Sztuczna inteligencja rozwija się w dalszym ciągu w dynamicznym tempie, a co za tym idzie, ulepszeniu ulegają również wirtualni asystenci. Specjaliści Microsoftu już od dłuższego czasu pracowali nad zaprzęgnięciem Cortany do obsługi zautomatyzowanego domu, dotychczas objawiało się to jednak wyłącznie w aplikacjach firm trzecich, poprzez specyficzne polecenia głosowe. Wygląda jednak na to, że nastąpił właśnie przełom, bowiem do cyfrowej asystentki Microsoftu trafiły właśnie nowe opcje, sprawiające iż może ona bardziej natywnie kontrolować inteligentne sprzęty znajdujące się w naszych domach i to bez jakichkolwiek zewnętrznych aplikacji.

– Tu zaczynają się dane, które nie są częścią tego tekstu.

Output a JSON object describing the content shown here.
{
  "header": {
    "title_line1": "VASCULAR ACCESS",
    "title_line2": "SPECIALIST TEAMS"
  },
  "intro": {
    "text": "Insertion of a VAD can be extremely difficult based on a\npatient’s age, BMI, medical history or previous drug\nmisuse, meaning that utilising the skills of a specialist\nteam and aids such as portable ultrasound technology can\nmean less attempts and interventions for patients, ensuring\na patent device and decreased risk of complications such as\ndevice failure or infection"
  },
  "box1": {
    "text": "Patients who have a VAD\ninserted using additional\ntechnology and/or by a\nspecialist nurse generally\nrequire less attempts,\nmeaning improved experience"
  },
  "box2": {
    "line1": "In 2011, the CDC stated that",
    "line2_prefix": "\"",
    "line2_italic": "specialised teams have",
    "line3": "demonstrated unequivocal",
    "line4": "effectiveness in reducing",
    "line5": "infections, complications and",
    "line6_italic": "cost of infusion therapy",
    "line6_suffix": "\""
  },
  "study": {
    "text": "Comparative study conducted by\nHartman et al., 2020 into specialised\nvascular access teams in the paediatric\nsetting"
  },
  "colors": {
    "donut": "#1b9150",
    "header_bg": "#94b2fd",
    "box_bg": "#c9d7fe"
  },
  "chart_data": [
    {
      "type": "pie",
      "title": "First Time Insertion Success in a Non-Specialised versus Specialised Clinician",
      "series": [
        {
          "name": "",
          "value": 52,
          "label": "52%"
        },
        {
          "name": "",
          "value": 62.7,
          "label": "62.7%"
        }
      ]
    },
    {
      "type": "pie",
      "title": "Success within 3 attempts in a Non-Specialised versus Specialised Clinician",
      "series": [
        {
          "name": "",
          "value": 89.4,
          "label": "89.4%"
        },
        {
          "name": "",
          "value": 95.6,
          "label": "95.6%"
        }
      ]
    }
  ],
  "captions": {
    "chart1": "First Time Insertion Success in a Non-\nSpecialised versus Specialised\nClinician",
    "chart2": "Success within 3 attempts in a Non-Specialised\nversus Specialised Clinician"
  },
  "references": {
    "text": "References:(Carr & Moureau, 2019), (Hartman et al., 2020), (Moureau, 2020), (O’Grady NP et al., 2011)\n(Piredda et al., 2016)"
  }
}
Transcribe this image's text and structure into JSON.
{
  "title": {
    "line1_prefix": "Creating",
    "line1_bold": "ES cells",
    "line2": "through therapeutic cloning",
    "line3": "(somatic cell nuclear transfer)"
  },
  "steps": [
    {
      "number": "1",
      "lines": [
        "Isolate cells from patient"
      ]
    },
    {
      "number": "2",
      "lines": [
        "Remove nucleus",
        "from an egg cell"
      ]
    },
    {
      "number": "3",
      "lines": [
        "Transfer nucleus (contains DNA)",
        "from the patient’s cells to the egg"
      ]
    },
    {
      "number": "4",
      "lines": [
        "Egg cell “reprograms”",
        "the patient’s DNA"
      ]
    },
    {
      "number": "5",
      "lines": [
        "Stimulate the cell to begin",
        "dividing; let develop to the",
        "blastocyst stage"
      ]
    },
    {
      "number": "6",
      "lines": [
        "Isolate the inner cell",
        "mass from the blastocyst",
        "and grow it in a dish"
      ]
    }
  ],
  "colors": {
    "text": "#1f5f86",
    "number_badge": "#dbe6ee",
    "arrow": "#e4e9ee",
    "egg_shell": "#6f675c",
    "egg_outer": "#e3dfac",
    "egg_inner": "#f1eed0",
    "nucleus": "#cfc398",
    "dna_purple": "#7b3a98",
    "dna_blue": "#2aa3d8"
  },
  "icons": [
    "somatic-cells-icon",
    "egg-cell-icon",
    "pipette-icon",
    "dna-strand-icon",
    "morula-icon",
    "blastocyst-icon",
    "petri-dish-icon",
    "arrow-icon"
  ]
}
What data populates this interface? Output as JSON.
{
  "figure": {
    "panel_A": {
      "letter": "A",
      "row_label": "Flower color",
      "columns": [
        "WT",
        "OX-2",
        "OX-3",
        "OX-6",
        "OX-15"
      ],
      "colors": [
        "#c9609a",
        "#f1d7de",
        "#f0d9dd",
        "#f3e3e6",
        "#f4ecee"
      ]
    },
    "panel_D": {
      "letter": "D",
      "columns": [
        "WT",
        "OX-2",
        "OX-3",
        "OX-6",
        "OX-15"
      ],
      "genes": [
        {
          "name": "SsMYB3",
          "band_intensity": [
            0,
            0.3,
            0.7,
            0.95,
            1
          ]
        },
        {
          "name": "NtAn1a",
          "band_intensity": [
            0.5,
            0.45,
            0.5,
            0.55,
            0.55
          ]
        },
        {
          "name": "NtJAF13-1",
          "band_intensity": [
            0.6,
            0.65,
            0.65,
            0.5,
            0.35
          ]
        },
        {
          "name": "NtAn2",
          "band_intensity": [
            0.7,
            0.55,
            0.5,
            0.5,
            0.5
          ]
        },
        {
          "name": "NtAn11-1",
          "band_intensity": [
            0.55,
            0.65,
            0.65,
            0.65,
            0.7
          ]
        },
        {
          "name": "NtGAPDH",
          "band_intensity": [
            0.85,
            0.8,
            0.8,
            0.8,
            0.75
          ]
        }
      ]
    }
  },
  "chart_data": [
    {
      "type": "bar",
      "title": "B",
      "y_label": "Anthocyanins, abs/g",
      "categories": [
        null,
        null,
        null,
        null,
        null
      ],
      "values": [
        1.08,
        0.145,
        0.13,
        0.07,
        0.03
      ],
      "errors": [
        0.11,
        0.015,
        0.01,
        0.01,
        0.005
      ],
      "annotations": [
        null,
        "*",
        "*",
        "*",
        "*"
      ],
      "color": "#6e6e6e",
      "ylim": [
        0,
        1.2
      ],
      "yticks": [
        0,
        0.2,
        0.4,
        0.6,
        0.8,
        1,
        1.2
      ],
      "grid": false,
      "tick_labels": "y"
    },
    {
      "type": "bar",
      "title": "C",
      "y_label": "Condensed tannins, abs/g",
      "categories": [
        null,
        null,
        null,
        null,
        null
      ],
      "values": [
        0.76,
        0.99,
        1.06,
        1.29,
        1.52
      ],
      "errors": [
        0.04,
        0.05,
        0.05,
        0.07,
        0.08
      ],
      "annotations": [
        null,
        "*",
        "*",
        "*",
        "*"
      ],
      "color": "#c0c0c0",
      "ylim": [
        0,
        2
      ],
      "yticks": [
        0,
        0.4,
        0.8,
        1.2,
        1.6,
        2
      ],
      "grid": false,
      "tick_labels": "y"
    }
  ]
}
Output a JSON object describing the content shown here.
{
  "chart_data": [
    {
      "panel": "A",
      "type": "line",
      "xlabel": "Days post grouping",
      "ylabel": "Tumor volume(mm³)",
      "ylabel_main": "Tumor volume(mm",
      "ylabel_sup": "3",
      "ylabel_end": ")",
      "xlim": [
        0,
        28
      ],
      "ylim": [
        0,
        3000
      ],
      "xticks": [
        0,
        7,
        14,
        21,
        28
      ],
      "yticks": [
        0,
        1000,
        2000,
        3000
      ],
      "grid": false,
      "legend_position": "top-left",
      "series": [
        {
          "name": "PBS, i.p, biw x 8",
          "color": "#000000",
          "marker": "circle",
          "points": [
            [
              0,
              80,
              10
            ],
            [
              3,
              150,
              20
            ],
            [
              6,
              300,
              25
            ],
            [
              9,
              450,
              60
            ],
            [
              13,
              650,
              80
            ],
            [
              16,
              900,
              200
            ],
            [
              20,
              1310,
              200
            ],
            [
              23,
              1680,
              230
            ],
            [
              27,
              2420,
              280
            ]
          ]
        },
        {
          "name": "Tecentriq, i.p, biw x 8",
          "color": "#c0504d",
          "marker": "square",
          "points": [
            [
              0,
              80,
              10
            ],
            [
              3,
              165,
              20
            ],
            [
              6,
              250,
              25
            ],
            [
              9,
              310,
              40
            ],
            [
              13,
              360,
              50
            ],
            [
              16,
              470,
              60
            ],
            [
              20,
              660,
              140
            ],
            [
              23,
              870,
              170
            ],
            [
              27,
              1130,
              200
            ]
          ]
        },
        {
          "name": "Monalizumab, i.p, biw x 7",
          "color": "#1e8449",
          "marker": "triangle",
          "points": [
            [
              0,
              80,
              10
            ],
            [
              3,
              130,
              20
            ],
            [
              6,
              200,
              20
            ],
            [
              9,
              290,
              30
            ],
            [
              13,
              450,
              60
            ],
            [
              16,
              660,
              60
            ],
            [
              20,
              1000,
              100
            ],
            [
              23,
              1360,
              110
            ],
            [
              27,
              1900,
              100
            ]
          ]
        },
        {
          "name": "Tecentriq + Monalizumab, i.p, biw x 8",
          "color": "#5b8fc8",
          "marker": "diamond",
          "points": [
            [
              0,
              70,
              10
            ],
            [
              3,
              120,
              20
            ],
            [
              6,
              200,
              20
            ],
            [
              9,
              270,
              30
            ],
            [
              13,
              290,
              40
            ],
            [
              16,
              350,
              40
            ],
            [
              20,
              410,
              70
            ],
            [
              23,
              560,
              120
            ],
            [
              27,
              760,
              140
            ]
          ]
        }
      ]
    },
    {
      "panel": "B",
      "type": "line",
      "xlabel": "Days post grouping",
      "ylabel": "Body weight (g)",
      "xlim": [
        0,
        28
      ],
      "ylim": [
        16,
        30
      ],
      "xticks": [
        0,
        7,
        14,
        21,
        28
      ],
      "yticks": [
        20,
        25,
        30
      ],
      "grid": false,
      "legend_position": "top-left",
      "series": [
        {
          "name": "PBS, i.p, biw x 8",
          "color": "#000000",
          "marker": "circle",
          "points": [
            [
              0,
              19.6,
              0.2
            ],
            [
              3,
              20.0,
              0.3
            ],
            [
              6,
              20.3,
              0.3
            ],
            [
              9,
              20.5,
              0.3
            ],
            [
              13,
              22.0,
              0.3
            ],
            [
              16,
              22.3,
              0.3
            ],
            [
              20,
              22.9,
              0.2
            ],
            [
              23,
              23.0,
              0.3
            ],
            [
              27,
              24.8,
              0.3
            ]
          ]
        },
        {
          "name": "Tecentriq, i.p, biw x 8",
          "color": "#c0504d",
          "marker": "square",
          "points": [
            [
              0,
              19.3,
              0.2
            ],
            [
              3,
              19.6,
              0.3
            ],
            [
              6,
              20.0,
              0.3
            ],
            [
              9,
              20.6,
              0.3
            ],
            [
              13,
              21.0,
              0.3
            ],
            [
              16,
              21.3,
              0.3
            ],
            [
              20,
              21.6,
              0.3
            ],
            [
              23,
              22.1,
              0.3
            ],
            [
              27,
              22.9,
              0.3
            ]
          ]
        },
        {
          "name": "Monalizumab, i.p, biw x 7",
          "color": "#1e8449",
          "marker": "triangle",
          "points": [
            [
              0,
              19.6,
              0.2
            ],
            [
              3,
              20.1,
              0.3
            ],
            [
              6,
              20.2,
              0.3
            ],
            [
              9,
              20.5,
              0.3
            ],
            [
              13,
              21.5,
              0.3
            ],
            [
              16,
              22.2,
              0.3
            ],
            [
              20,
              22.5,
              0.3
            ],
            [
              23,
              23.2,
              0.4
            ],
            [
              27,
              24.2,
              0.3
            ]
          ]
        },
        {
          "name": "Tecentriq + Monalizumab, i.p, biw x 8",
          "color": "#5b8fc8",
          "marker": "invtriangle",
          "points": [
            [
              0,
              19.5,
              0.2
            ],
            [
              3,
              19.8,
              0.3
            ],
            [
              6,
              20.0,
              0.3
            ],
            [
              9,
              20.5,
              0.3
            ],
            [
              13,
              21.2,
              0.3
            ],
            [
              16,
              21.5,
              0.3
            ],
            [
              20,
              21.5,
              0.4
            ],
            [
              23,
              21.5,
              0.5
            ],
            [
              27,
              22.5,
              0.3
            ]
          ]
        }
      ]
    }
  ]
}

Funkcjonalność, która właśnie trafiła do Cortany nosi nazwę Connected Home, zaś już od momentu swojej premiery wspiera kilka spośród najbardziej rozpoznawalnych systemów automatyzacji domów: Nest, Phillips Hue, SmartThings, Insteon oraz Wink. Lista ta bez wątpienia jeszcze się poszerzy z biegiem czasu, umożliwiając asystentce sterowanie również urządzeniami mniej znanych producentów. Co istotne, rozwiązanie te działa nie tylko w przypadku Windows 10, bowiem równie dobrze wykorzystać możemy Cortanę dostępną na iOS oraz Android. Działanie nowej funkcji jest niezwykle przejrzyste, wystarczy rzucić frazę typu Cortana, zasłoń rolety w salonie, zaś resztą zajmie się asystentka.
Funkcjonalność Connected Home wprowadzana będzie stopniowo, dodatkowo nie można mieć pewności, że obejmie zasięgiem inne regiony niż USA. Warto również pamiętać, że w języku polskim Cortana niestety nadal nie działa, zaś jej rychłego wprowadzenia do naszego kraju nic nie wróży. Pozostaje jedynie uzbroić się w cierpliwość, obserwując rozwój powiązanej z nią technologii.